What’s the right thing to do with the unused drugs?
You already know they shouldn’t be flushed down the drain or toilet where they enter the water supply, nor should they be thrown into the trash where they will find their way into landfills, ultimately contaminating the soil and harming wildlife. The worst-case scenario of leftover drugs is they fall into the hands of humans who misuse them, abuse them, or who, by taking them, could even die.
Oregon recently became the sixth state to sign into law the requirement drug manufacturers pay for and run statewide drug take-back programs.
The law, signed by Governor Kate Brown and championed by Representative Sheri Schouten, ensures every community in Oregon have free, convenient, access to safe drug disposal. The law goes into effect this month and programs must be operational by July 1, 2021.
Seaside Providence Hospital has been taking back unused and partially used medication for three years.
Which puts them far ahead of the state mandate.
“Our retail pharmacy at Providence Seaside Hospital began a drug take back program in 2016,” said Mike Antrim, Senior Communication Manager with Providence. “This is a service Providence has provided to the community free of charge. Anyone can come in and dispose of unwanted medications. The police station is the other Seaside location for drug take back. Using drug take-back sites reduces drug waste in our rivers and landfills. It also allows people to dispose of unwanted medication to help with the rising opioid epidemic.”
Julie Owens, pharmacy manager at Seaside Providence Hospital, oversees the packing up and mailing of the 40-pound packages of unwanted drugs that are sent via UPS to Trilogy Medwaste, a full service regulated waste management company located in in Gastonia, North Carolina. Since 2016 she’s sent 11 of these packages. A considerable amount of research went into selecting this company, she said. “They provide proof of incineration.” Packing up the medical drop box is labor intensive and time consuming as it is a legal requirement two pharmacy employees are present to witness the packages being passed off to UPS.

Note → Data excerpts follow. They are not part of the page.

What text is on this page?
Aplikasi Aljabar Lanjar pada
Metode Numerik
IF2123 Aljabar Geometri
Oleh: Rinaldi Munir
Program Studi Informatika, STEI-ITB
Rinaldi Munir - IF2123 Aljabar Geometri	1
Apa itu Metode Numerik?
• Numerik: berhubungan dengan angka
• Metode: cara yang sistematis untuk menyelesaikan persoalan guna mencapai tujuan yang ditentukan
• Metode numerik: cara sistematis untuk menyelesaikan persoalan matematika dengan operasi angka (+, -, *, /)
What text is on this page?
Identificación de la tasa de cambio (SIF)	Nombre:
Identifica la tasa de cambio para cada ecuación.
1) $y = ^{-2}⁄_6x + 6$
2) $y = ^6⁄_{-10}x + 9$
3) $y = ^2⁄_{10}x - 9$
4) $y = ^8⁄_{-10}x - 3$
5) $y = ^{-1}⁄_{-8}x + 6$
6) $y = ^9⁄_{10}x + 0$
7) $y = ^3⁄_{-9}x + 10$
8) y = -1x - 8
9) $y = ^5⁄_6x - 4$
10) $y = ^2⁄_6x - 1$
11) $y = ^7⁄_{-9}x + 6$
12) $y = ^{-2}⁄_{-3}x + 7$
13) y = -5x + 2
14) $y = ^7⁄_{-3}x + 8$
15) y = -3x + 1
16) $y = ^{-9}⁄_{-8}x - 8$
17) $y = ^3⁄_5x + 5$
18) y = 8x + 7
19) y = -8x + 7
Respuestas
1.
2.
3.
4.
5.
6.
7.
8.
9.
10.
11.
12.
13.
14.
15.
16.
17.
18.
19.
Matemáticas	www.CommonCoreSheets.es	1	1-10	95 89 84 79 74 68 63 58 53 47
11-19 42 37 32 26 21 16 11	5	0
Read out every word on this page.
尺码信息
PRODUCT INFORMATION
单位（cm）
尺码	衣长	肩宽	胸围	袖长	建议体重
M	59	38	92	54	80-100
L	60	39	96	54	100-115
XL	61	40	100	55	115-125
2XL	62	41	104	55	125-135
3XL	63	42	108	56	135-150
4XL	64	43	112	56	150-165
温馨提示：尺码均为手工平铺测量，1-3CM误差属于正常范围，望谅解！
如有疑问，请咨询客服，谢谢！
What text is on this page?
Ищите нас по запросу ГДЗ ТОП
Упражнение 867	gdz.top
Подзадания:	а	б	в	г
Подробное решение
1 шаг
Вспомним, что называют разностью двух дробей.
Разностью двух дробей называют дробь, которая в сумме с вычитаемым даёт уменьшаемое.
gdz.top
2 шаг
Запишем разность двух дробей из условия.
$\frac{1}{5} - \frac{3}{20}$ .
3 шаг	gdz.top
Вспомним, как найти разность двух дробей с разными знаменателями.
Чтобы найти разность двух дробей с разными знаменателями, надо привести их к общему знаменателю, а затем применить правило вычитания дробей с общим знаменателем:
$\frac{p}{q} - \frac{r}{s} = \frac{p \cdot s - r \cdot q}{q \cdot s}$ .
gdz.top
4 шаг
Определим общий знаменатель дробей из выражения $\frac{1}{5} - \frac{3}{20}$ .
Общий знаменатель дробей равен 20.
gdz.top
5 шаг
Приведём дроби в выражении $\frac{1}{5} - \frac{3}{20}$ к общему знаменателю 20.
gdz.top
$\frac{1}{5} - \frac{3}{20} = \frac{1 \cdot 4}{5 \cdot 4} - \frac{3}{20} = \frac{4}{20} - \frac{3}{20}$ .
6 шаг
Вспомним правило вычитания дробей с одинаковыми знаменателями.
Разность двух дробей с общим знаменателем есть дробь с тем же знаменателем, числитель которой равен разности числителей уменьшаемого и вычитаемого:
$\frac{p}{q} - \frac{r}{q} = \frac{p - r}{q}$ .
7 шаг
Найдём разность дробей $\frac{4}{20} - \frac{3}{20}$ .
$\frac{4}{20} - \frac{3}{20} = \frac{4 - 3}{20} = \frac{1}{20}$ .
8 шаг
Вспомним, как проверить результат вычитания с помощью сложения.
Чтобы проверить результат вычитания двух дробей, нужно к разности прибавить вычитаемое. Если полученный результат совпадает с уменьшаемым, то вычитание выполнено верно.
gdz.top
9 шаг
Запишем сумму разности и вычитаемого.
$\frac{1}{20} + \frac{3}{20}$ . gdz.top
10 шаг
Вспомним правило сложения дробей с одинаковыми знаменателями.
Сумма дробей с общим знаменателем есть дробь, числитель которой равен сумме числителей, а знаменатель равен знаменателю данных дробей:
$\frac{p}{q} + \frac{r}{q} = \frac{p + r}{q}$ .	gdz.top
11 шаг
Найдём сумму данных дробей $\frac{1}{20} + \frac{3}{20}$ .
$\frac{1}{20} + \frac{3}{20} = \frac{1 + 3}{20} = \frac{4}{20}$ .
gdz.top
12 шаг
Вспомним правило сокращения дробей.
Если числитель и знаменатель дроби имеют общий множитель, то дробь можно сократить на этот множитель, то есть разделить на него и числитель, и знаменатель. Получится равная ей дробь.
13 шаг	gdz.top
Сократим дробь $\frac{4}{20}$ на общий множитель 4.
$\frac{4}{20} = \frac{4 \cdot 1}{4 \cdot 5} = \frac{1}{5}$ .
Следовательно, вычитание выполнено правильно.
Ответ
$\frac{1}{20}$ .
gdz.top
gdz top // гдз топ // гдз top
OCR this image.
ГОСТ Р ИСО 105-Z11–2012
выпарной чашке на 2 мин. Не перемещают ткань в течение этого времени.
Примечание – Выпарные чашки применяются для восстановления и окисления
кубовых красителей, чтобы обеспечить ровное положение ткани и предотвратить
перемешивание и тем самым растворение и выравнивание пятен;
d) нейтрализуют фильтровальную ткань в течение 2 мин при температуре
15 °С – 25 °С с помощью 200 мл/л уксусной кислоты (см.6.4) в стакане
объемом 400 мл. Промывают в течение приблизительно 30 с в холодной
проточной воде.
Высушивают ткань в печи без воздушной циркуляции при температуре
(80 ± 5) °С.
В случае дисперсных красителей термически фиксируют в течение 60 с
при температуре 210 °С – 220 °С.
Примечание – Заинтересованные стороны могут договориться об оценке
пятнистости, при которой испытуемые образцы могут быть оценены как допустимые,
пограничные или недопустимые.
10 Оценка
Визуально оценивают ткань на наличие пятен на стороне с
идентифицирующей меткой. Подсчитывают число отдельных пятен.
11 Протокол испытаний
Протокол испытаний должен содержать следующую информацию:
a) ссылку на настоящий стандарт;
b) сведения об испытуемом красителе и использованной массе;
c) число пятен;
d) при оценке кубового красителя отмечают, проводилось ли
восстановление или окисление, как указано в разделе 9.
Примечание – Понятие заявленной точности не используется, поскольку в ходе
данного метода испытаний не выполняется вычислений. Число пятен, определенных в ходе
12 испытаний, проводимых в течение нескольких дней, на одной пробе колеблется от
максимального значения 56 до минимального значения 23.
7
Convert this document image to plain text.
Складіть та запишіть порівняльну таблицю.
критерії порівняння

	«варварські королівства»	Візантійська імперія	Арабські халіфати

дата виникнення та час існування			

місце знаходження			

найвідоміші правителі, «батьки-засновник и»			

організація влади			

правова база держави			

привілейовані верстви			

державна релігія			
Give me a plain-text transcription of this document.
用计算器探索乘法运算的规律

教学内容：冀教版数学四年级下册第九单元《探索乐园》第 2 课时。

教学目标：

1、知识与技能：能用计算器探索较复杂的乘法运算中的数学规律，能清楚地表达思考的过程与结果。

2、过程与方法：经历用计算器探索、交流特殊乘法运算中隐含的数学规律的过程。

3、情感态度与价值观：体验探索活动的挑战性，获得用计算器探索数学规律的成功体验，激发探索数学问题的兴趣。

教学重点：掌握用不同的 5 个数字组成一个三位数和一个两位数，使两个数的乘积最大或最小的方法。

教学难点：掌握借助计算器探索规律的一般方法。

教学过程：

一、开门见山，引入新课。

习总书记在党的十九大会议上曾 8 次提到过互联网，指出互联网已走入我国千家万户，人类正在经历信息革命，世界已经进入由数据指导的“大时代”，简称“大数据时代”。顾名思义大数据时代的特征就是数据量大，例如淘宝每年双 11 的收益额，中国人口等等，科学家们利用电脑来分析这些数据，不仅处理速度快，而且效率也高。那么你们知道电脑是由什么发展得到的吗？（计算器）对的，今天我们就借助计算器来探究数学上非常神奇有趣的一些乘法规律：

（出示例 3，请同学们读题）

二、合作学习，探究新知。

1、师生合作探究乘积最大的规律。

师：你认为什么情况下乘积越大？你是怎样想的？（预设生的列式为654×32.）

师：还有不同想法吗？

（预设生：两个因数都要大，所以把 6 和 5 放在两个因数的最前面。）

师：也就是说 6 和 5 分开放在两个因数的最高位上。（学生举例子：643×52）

One might wonder if at least some unused medication could be repurposed, i.e. given to someone who can’t afford it. Some states, for example, allow for unused veterinary medication to be returned to the prescribing veterinarian’s office to be administered pro bono to animal patients who have no owners, or whose owners can’t afford their pet’s meds.
“The reason drugs can’t be repurposed is because many are temperature and humidity sensitive and there’s no way to know how they’ve been stored,” Owens said. “Also there’s no way to know if they’ve been tampered with.”
The Seaside Providence Hospital drop box is located inside the retail pharmacy. Pharmacy hours are 9 a.m. to 7 p.m., seven days a week, except for Thanksgiving Day, Christmas Day, and New Year’s Day.
“This is a community service,” said Alana Kujala, Seaside Hospital’s Community Partnerships Liaison. “By having two locations in the city, we can stay on top of it.”
The medical waste drop box is impossible to miss. It’s a powder coated steel receptacle with a one-way medicine drop and locking drop door. To prevent tampering or theft, the door is triple locked, and the receptacle itself is securely fastened to a structure that is permanent. The box meets DEA requirements and is made in the USA.
Similar drug collection receptacles can be throughout the north coast. In addition to the one in the lobby of the Seaside police station, other receptacles are located at the Warrenton police station, the Astoria police department, the Cannon Beach police department, and Columbia Memorial Hospital.
“I’m proud of this program,” Julie Owens said.